Masterson’s 2012 season was not devoid of effective outings, but his bad ones too often became disastrous.

“I’d give up a couple runs then try harder,” he said. “Things would get worse, and I’d give up more runs. I’d want to slap myself in the face when I got home.”

Masterson was followed to the mound by Jimenez, who delivered two scoreless innings, allowing two singles, a walk and striking out two.
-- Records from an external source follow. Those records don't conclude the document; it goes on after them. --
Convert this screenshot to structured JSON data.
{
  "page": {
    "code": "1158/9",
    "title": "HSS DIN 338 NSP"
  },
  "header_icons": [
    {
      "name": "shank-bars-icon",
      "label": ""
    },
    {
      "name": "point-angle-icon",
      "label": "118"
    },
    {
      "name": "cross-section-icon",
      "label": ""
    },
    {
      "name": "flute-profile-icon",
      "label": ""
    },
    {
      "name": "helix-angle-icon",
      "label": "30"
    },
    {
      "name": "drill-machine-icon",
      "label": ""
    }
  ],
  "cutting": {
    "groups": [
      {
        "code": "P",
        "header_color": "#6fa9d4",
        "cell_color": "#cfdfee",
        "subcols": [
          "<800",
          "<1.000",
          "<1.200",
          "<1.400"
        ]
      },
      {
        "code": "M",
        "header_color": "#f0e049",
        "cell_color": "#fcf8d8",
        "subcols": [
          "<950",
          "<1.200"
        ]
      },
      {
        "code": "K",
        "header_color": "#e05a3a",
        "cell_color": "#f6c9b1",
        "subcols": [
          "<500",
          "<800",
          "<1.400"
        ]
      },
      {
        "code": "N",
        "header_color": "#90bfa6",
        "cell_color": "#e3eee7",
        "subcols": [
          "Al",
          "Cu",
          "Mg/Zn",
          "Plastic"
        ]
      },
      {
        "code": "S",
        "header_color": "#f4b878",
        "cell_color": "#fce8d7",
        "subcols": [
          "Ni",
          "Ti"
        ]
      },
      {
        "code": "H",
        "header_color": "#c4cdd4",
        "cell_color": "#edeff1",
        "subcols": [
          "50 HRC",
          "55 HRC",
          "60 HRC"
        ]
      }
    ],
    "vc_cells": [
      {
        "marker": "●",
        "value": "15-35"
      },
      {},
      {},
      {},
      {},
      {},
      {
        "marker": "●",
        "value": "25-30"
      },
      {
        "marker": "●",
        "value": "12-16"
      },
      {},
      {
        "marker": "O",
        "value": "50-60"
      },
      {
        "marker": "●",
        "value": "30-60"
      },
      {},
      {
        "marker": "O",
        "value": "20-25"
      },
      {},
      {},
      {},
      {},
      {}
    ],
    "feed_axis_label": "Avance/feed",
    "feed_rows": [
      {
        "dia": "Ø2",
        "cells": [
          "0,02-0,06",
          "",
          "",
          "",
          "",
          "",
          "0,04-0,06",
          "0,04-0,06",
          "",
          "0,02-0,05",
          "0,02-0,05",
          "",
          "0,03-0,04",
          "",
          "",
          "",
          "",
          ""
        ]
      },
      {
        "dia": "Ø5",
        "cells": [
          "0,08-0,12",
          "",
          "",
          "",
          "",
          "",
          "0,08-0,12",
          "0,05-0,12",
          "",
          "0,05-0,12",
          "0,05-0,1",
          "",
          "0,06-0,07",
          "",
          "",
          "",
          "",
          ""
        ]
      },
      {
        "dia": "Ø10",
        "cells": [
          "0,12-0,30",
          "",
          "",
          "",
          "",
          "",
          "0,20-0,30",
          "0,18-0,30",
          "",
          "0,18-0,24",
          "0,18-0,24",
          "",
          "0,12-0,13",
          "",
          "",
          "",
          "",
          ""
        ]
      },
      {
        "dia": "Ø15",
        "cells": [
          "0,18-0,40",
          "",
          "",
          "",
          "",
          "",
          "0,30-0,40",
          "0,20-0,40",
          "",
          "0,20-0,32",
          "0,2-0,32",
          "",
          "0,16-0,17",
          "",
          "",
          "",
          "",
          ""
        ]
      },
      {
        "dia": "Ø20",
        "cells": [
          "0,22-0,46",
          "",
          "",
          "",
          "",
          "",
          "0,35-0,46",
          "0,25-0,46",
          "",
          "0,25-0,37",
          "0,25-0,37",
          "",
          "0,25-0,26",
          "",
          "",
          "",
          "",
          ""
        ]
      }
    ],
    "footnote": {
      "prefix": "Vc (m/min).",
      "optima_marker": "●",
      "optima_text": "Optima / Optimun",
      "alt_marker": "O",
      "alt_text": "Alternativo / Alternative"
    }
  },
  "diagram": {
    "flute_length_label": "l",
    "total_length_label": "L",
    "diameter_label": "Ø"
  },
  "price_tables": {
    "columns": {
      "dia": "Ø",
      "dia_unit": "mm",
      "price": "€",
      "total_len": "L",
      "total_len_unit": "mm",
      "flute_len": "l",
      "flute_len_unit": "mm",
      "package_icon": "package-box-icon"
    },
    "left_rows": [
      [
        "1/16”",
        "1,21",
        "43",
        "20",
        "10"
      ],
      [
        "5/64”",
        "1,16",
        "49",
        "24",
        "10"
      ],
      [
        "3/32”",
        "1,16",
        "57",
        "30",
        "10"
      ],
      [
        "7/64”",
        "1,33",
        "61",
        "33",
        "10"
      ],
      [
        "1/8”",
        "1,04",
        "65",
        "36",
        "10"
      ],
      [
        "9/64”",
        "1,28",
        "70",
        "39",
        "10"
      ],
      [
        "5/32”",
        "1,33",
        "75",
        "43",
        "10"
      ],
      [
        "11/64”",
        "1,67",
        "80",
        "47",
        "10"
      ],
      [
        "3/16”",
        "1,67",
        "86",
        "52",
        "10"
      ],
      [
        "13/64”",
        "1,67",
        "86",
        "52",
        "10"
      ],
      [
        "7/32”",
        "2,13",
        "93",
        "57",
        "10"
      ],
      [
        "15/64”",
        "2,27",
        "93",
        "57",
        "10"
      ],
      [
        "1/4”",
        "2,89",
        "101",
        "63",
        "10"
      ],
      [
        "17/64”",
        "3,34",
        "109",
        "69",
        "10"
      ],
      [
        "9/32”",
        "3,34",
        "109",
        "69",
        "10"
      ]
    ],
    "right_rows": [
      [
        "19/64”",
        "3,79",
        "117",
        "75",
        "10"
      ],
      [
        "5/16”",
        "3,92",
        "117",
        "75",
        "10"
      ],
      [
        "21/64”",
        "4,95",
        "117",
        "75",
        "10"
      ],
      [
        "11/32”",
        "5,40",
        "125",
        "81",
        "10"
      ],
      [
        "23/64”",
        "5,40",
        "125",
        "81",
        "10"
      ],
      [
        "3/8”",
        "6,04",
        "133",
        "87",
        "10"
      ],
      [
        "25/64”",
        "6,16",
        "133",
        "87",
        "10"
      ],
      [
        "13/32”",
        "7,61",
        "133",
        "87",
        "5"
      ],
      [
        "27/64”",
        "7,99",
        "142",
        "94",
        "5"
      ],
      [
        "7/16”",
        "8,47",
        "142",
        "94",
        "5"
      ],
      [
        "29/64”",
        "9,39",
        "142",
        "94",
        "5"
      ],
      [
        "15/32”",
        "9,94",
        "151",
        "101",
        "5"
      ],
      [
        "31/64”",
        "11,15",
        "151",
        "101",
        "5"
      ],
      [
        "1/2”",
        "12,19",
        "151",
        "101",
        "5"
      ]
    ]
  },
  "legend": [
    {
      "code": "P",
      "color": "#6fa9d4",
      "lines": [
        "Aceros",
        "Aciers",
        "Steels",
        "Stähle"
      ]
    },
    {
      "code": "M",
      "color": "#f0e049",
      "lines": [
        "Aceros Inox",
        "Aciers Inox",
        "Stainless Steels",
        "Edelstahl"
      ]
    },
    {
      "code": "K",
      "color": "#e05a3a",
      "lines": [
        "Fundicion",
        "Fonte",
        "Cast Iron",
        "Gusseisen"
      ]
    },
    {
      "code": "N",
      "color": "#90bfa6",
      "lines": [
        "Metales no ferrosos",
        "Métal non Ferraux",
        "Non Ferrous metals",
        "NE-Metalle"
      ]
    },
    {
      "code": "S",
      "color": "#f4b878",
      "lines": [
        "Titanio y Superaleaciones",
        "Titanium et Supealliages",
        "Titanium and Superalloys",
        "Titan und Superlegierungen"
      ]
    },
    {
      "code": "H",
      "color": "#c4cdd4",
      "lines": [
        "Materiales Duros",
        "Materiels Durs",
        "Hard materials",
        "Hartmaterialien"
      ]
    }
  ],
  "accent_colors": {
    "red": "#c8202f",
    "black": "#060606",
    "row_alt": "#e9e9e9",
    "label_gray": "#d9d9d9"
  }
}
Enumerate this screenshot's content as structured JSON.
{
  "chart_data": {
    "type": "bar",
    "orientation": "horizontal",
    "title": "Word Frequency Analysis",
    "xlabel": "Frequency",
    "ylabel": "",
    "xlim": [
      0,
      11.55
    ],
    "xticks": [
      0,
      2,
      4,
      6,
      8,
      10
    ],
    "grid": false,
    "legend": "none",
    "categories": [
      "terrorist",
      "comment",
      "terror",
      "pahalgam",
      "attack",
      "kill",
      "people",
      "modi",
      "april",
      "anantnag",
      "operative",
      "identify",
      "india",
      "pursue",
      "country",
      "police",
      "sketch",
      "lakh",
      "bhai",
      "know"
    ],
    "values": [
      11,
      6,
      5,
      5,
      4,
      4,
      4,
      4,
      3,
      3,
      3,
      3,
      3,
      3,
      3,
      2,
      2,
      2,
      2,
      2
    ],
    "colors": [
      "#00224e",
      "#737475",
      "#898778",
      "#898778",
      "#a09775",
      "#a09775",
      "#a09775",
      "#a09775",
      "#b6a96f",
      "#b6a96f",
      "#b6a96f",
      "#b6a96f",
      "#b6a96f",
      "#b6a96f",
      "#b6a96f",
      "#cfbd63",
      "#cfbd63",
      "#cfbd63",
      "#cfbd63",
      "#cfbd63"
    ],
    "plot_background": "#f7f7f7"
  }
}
One of the hits was a pop fly that was lost in the sun.

“Ubaldo had a lot of life on his fastball,” Francona said. “That’s the kind of progress that’s really good.”

Slow delivery

Jimenez has been the bigger mystery, tumbling from the top of the world in the first half of 2010, when he started for the Colorado Rockies, to his status as arguably the most ineffective starter in the American League.

“I think Ubaldo and [pitching coach] Mickey Callaway are building a rapport, and that’s really important,” Francona said. “Mickey went to see him twice [in the Dominican Republic] over the winter.”

Much has been made of flaws in Jimenez’s mechanics since he arrived in Cleveland, midway through the 2011 season. Francona describes his problem this way: “We’re trying to get him to have a little more rhythm. When Mickey looked at video of him in Colorado, everything came together when he had more rhythm.”

Francona wasn’t talking about prepping Jimenez for Dancing With the Stars.

“When he throws from the windup, he’s probably a full second slower now than he was with Colorado,” Francona said.

What has Jimenez been told by Callaway?

“He said I should just be myself,” Jimenez said. “If I am doing something wrong, he will tell me.”

Asked whether the problem is a slow delivery, Jimenez said, “Yes, that’s it. I’ll work on that in spring training until I get it done.”

Francona believes that slowing Jimenez’s delivery has adversely affected his command and maybe even his velocity.

At his peak with the Rockies, Jimenez routinely threw 96-97 mph. Last year, Jimenez usually threw 91-93.

Referring to Jimenez’s velocity, Francona said, “I think it has to do with getting out of sorts with his delivery, when he rocks back and gets slower with his delivery. We want him to pound the ball down. If he does that, I think you’ll see his velocity go up. Even if it doesn’t, it’s good enough.”